研究活動報告詳細

2013年度(平成25年度)農研機構シンポジウムを開催しました。

情報公開日:2013年12月18日 (水曜日)

開催日時

2013年12月6日(金曜日) 9時30分~17時00分

開催場所

京都リサーチパーク(京都市下京区)

参加者

83人(国・県行政および普及機関14人、研究機関57人、生産者団体・個人2人、企業9人、報道1人)

概要

「地域資源を活用した環境保全型農業生産技術とその多面的環境影響評価」のタイトルのもと、基調講演、講演、特別講演、総合討論の4部構成で開催されました。

基調講演では、鳥取環境大学三野徹教授から、「地域資源、環境保全型農業技術、環境影響評価について」と題して、水資源三法の改定の歴史や、農業政策と農村政策の方向性の根本的な違いなどについての講演がありました。
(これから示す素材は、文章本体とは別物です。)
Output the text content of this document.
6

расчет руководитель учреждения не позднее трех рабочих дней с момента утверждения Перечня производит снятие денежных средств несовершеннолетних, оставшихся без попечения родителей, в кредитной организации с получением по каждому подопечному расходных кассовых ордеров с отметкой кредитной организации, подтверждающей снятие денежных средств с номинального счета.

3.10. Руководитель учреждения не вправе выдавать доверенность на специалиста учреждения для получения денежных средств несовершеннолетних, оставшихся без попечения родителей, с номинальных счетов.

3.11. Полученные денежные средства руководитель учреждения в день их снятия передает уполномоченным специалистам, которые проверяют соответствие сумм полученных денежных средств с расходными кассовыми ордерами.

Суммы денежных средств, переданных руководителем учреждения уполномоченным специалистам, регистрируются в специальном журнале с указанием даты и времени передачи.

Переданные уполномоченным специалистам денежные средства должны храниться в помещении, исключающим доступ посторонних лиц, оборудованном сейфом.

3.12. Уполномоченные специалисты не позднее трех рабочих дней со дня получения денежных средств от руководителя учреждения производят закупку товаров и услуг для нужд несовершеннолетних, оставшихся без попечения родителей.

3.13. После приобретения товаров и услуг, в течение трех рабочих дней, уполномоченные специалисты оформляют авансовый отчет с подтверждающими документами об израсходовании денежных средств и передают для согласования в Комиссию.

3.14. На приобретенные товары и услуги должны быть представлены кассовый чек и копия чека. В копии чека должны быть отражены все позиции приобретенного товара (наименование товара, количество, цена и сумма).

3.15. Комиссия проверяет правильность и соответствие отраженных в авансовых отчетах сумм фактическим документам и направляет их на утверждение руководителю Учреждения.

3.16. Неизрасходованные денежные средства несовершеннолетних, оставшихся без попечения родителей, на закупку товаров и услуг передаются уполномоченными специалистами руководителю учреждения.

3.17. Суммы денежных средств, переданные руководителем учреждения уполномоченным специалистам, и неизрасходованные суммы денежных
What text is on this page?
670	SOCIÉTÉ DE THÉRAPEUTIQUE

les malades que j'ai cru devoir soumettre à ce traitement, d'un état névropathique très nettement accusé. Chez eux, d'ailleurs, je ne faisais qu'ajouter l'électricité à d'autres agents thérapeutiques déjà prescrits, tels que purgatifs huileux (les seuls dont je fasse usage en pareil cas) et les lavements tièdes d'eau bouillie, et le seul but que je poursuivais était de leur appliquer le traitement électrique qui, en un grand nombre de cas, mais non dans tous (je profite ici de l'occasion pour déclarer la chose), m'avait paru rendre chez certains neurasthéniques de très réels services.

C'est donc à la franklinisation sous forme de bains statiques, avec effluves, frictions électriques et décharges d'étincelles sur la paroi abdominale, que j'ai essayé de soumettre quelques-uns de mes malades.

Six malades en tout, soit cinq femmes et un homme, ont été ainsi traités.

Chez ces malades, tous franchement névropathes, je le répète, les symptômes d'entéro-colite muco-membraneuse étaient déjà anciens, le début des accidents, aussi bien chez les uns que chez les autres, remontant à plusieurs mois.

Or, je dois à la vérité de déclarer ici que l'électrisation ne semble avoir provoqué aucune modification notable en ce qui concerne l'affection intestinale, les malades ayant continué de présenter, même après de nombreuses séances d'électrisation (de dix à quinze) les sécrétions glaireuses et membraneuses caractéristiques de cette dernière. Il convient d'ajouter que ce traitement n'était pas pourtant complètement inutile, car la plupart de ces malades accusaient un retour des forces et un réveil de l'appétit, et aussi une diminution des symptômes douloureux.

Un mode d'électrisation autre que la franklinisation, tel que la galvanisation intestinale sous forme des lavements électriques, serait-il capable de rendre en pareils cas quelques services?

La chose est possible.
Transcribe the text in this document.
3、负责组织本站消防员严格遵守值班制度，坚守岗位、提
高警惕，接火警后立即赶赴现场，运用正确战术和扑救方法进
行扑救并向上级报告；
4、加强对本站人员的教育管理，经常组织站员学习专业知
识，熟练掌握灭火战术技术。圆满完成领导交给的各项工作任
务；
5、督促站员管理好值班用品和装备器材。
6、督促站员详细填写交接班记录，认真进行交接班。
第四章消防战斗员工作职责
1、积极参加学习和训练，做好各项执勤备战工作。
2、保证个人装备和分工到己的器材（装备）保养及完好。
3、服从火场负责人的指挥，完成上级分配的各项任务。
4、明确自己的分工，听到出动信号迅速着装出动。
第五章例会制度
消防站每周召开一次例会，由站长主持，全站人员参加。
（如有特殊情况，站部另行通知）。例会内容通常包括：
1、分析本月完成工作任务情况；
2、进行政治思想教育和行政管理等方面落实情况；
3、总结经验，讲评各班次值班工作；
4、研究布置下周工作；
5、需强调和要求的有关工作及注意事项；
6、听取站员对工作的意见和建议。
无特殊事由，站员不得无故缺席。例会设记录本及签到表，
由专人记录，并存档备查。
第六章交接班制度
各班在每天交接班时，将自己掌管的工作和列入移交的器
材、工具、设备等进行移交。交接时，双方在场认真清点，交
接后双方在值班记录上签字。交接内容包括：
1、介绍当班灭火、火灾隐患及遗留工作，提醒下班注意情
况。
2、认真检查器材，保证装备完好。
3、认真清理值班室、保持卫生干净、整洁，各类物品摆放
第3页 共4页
講演第1部では「各種作目の主産地における地域資源活用型農業生産技術の実証と環境保全効果」と題して、4題の講演がありました。当研究センター渡邊修一主任研究員から、ソーラーポンプを用いた点滴灌水技術の中山間農業地帯における露地栽培への適用事例について、秋田県農業試験場伊藤千春主任研究員から、代かきの有無や水管理(前期深水)、栽植密度等を組み合わせた水稲栽培技術の環境影響評価について、愛知県農業総合試験場辻正樹主任研究員から、キャベツやスイートコーン等の畑作における堆肥施用や緑肥栽培による環境負荷低減効果と減肥の可能性について、北海道立総合研究機構根釧農業試験場松本武彦主査から、草地における土壌診断に基づいたスラリー等の利用による施肥改善技術について報告がありました。
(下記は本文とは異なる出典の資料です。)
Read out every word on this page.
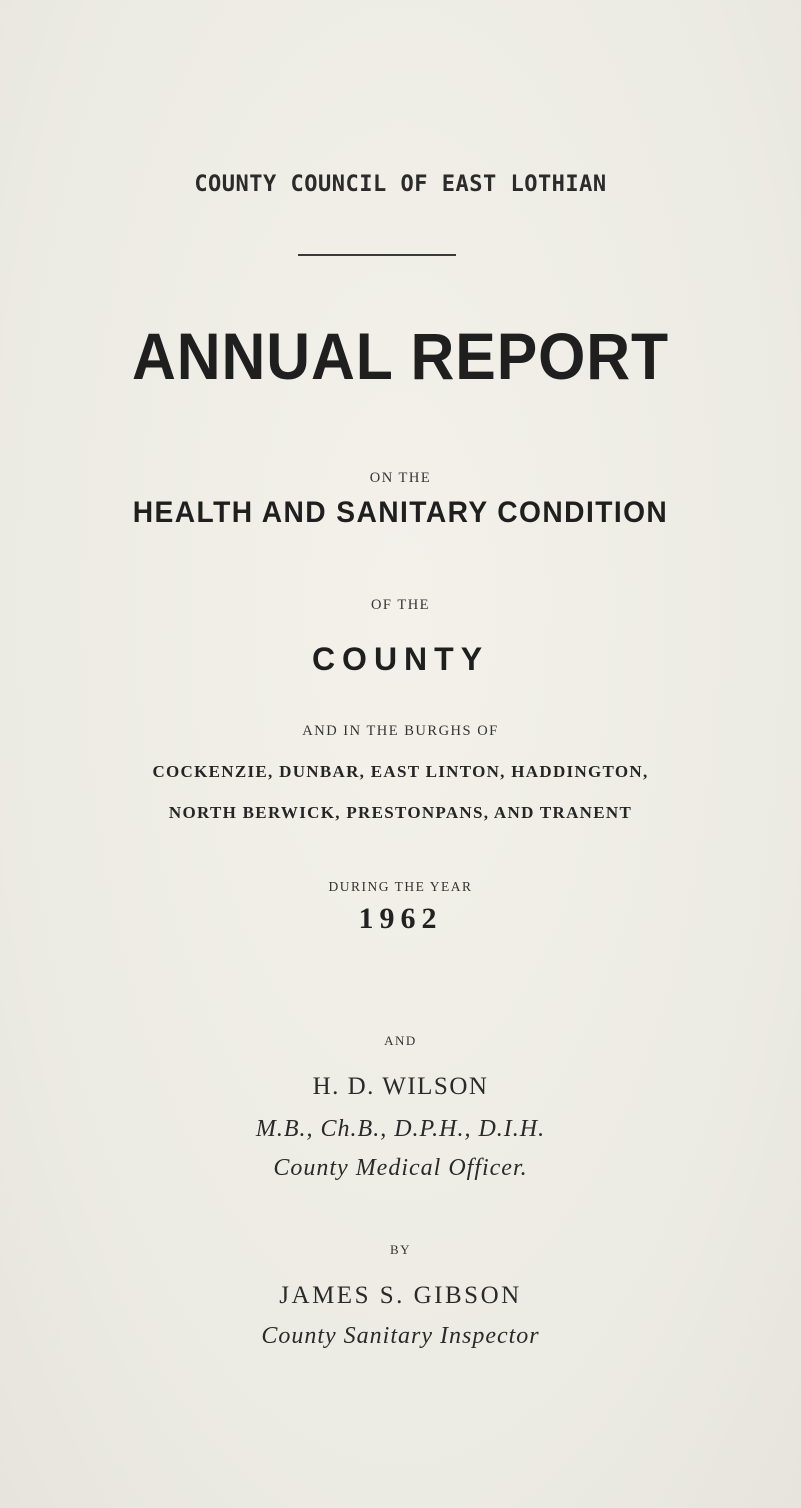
COUNTY COUNCIL OF EAST LOTHIAN
ANNUAL REPORT
ON THE
HEALTH AND SANITARY CONDITION
OF THE
COUNTY
AND IN THE BURGHS OF
COCKENZIE, DUNBAR, EAST LINTON, HADDINGTON,
NORTH BERWICK, PRESTONPANS, AND TRANENT
DURING THE YEAR
1962
AND
H. D. WILSON
M.B., Ch.B., D.P.H., D.I.H.
County Medical Officer.
BY
JAMES S. GIBSON
County Sanitary Inspector
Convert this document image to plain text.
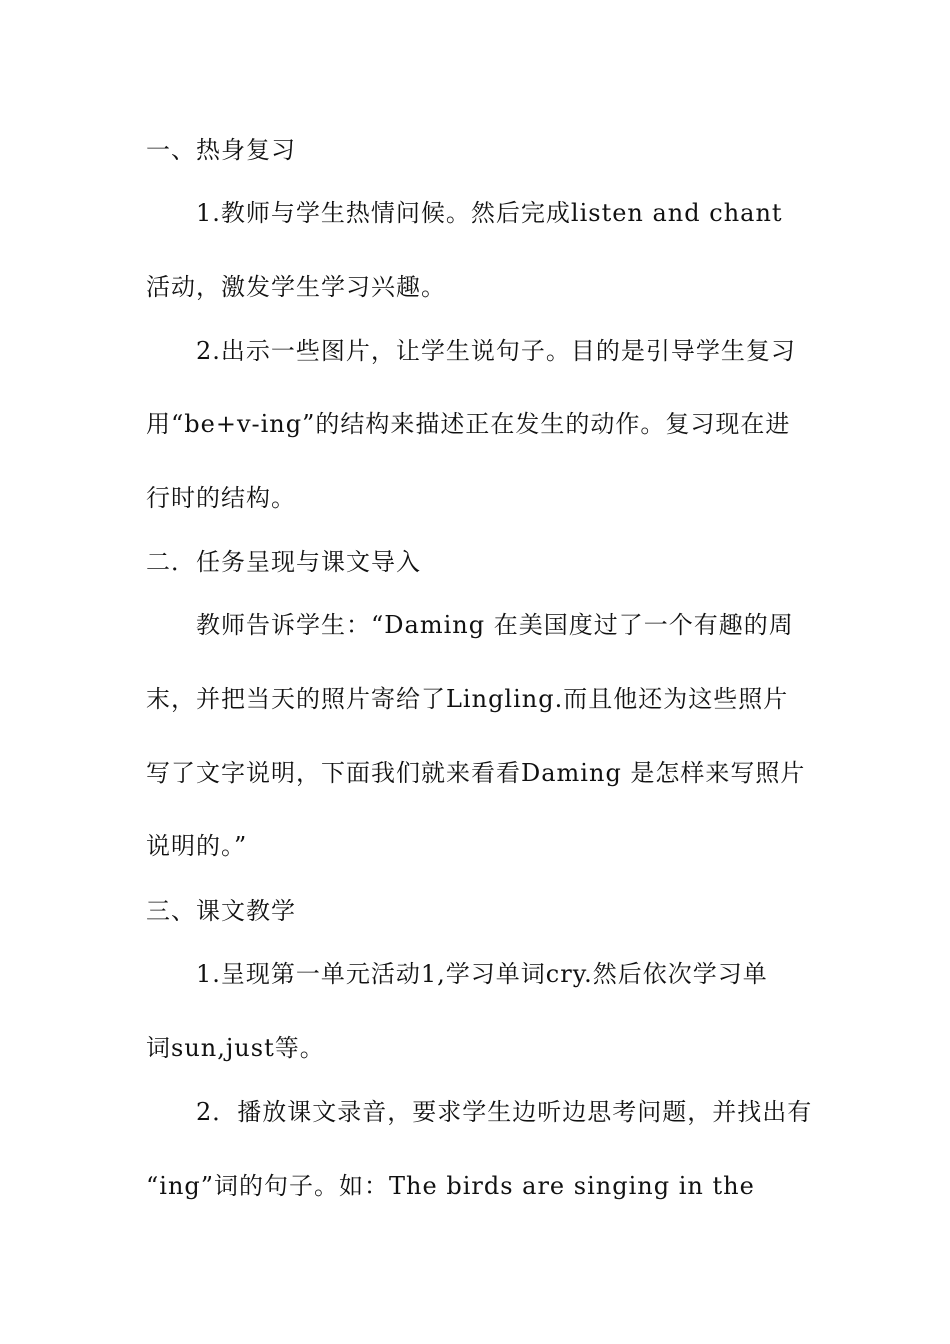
一、热身复习
1.教师与学生热情问候。然后完成listen and chant
活动，激发学生学习兴趣。
2.出示一些图片，让学生说句子。目的是引导学生复习
用“be+v-ing”的结构来描述正在发生的动作。复习现在进
行时的结构。
二．任务呈现与课文导入
教师告诉学生：“Daming 在美国度过了一个有趣的周
末，并把当天的照片寄给了Lingling.而且他还为这些照片
写了文字说明，下面我们就来看看Daming 是怎样来写照片
说明的。”
三、课文教学
1.呈现第一单元活动1,学习单词cry.然后依次学习单
词sun,just等。
2．播放课文录音，要求学生边听边思考问题，并找出有
“ing”词的句子。如：The birds are singing in the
講演第2部では、「環境保全型農業生産技術の多面的環境影響評価」と題して、第1部で紹介された地域資源活用型農業生産技術(特に、キャベツ・スイートコーン作(愛知県)と草地作(北海道))を対象に、岡山大学前田守弘准教授から、窒素溶脱解析ツールによる窒素溶脱量の解析結果について、当研究センター清水裕太JSPS特別研究員から、広域水質予測モデルによる技術導入後の予測結果について紹介がありました。つづいて、当研究センターの志村もと子主任研究員と高橋英博主任研究員から、それぞれ、LCAによる温暖化や水質保全へのインパクトの評価、温暖化ガスの排出権取引の現況と水質保全効果の経済評価法の紹介や技術の評価結果が示されました。

特別講演では、農研機構中央農業総合研究センター林清忠上席研究員から、「持続可能な農業を確立するためのライフサイクル思考」と題して、近年活発になっているLCA研究に関する動向とアジアのLCA研究における日本の役割と今後の方向性についての講演がありました。
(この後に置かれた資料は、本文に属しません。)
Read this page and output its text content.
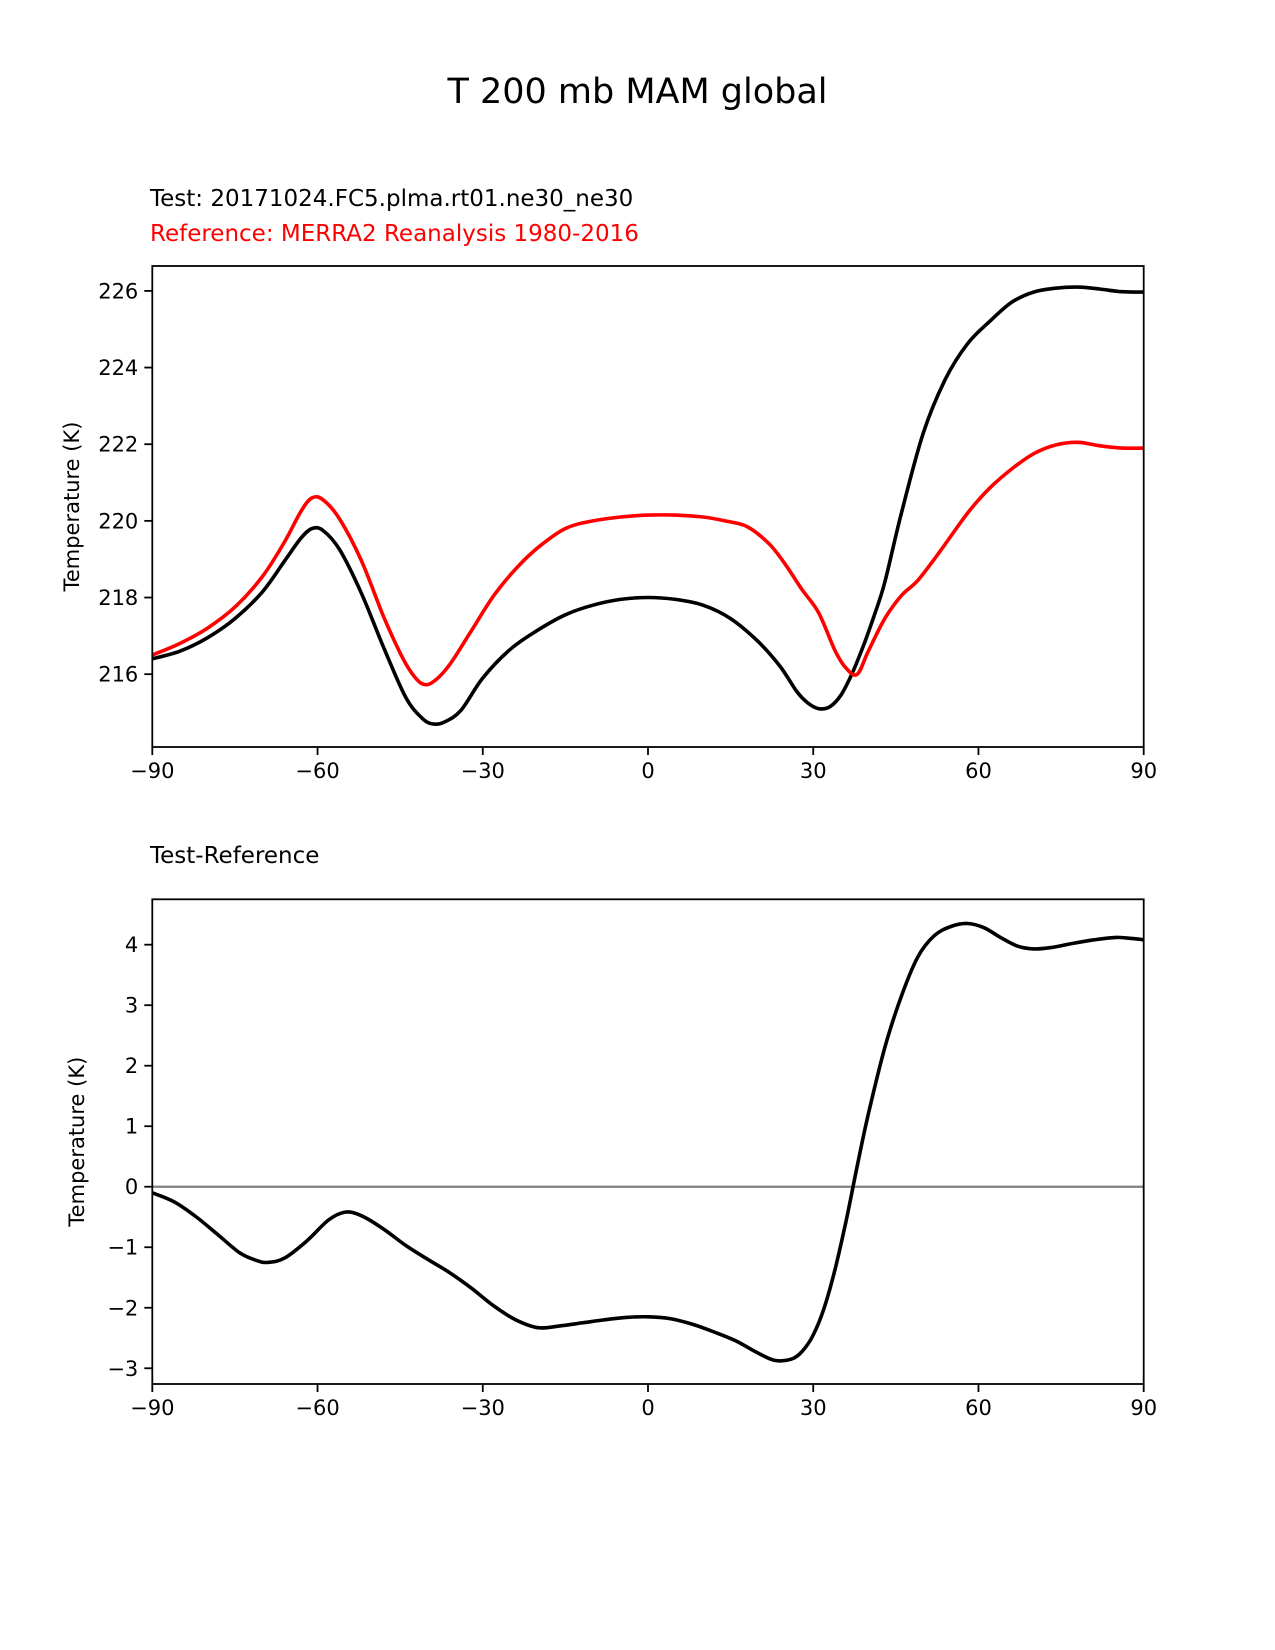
T 200 mb MAM global
Test: 20171024.FC5.plma.rt01.ne30_ne30
Reference: MERRA2 Reanalysis 1980-2016
Test-Reference
−90	−60	−30	0	30	60	90
216
218
220
222
224
226
Temperature (K)
−90	−60	−30	0	30	60	90
−3
−2
−1
0
1
2
3
4
Temperature (K)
総合討論では、地域資源活用型農業生産技術の詳細な解析結果の紹介、技術の組み合わせ等による土地管理の更なる高度化や、温暖化ガス排出抑制に関する取り組み事例等が紹介されました。さらに、このような環境保全型農業生産技術の普及促進のための方策について議論され、シンポジウムは閉会となりました。